Be that as it may, Butake did not join the beleaguered CPDM bandwagon. Instead, he dipped his pen in his inkpot and wrote: “I refuse to be lapiroed”.
Let Butake, himself, tell the tale: “My troubles really began in 1992 when in early February I was appointed, without being consulted, as ‘chargé de mission’ for the ruling CPDM party during the first multi-party legislative elections to some part of the country. I wrote a damning disavowal… A week later I was replaced. A year later I would begin living the consequences of my deed because the new Chancellor of the University banned all theatre performances on campus and unleashed a war of harassment against my person.”
His numerous ordeals notwithstanding, Butake has been an outstanding scholar, a genuine intellectual, a path-finding playwright and a gadfly for an anaesthetised society.
Although he has stopped formal work at the University, a new life opened for him: a supervisor of Doctoral Theses; a farmer, the first job he had as a kid, chasing monkeys and birds from the cornfields. Thankfully, the Prof (Rtd) did not have to mount any podium or climb any rooftop to sing alleluias to any party before getting access to the vast arable ancestral farmlands in his native Noniland.

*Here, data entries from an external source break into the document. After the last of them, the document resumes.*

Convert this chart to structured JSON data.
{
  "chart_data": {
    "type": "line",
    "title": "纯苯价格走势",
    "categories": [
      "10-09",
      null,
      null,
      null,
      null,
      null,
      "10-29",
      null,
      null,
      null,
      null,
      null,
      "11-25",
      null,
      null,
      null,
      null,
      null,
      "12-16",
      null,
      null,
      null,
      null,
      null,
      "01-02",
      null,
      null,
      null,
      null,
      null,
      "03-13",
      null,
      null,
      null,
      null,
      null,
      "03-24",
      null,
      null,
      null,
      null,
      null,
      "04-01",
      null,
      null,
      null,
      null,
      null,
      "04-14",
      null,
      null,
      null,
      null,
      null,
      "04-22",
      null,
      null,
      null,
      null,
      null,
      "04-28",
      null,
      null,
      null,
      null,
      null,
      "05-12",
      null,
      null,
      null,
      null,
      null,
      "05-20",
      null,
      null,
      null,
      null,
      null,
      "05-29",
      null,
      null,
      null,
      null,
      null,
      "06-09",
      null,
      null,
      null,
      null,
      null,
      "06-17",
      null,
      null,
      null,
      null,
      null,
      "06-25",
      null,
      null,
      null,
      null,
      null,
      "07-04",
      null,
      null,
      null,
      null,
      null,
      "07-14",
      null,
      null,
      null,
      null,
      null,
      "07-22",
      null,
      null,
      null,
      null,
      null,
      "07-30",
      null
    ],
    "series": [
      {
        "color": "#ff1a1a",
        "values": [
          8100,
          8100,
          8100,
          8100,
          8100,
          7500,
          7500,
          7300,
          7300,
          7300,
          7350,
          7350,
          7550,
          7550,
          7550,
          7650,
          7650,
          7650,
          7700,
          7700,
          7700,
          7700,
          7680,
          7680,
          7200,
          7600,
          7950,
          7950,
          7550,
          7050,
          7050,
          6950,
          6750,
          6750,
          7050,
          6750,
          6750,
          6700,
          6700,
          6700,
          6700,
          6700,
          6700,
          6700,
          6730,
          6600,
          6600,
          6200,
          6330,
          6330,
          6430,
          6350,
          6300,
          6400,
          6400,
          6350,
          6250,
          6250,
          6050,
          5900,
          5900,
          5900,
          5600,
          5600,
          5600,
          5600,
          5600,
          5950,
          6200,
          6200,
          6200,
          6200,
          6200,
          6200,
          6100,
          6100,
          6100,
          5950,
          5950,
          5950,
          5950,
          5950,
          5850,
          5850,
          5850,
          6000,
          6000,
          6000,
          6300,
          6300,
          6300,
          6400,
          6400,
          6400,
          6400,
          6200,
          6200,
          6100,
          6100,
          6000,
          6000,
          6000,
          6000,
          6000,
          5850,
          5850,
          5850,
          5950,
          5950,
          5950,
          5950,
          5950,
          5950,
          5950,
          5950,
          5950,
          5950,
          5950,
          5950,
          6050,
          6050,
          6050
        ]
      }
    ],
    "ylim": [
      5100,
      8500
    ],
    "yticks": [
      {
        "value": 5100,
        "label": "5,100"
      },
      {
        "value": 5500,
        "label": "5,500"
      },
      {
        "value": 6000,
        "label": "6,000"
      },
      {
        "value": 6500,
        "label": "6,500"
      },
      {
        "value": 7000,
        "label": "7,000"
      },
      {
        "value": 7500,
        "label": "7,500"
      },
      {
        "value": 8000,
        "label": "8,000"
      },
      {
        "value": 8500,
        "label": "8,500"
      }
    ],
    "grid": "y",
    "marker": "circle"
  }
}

Naturally, he continued to write and direct plays. In fact, I suggested that he should write a play entitled “The Professor Who Almost Became Minister.” You have the Noni people as background. You have the young Noni gendarme officer who would have become your bodyguard; there is the High School teacher who should have become your Private Secretary; your orphaned house helps (Nya and Bofa) rescued from grinding village poverty; and party visits (especially on 6 November: the date of the coming of the Messiah; and May 20: the day water and oil had an unprecedented mix) and sporadic bags of rice and cartons of soap for the bamboozled electorate, every time an election rolled around. And so on. And, above all, don’t fail to paint the scene of the Eldorado that you selfishly refused to give the Noni people...Never mind. And, in the background, the bewitching throbs of the njang dance.
Prof. Butake couldn’t have been that kind of Minister because he argues in Home or Exile that: “It is really disgusting how people can abuse their consciences and allow themselves to be manipulated by Machiavellian political leaders because they want to be appointed to high administrative offices where they will be in control of budgets and so can serve themselves generously from the tax-payer’s sweat.”
One thing I wish you, though, as you formally depart from this raucous realm is this: Let the ink, through those you mentored and groomed continue to flow!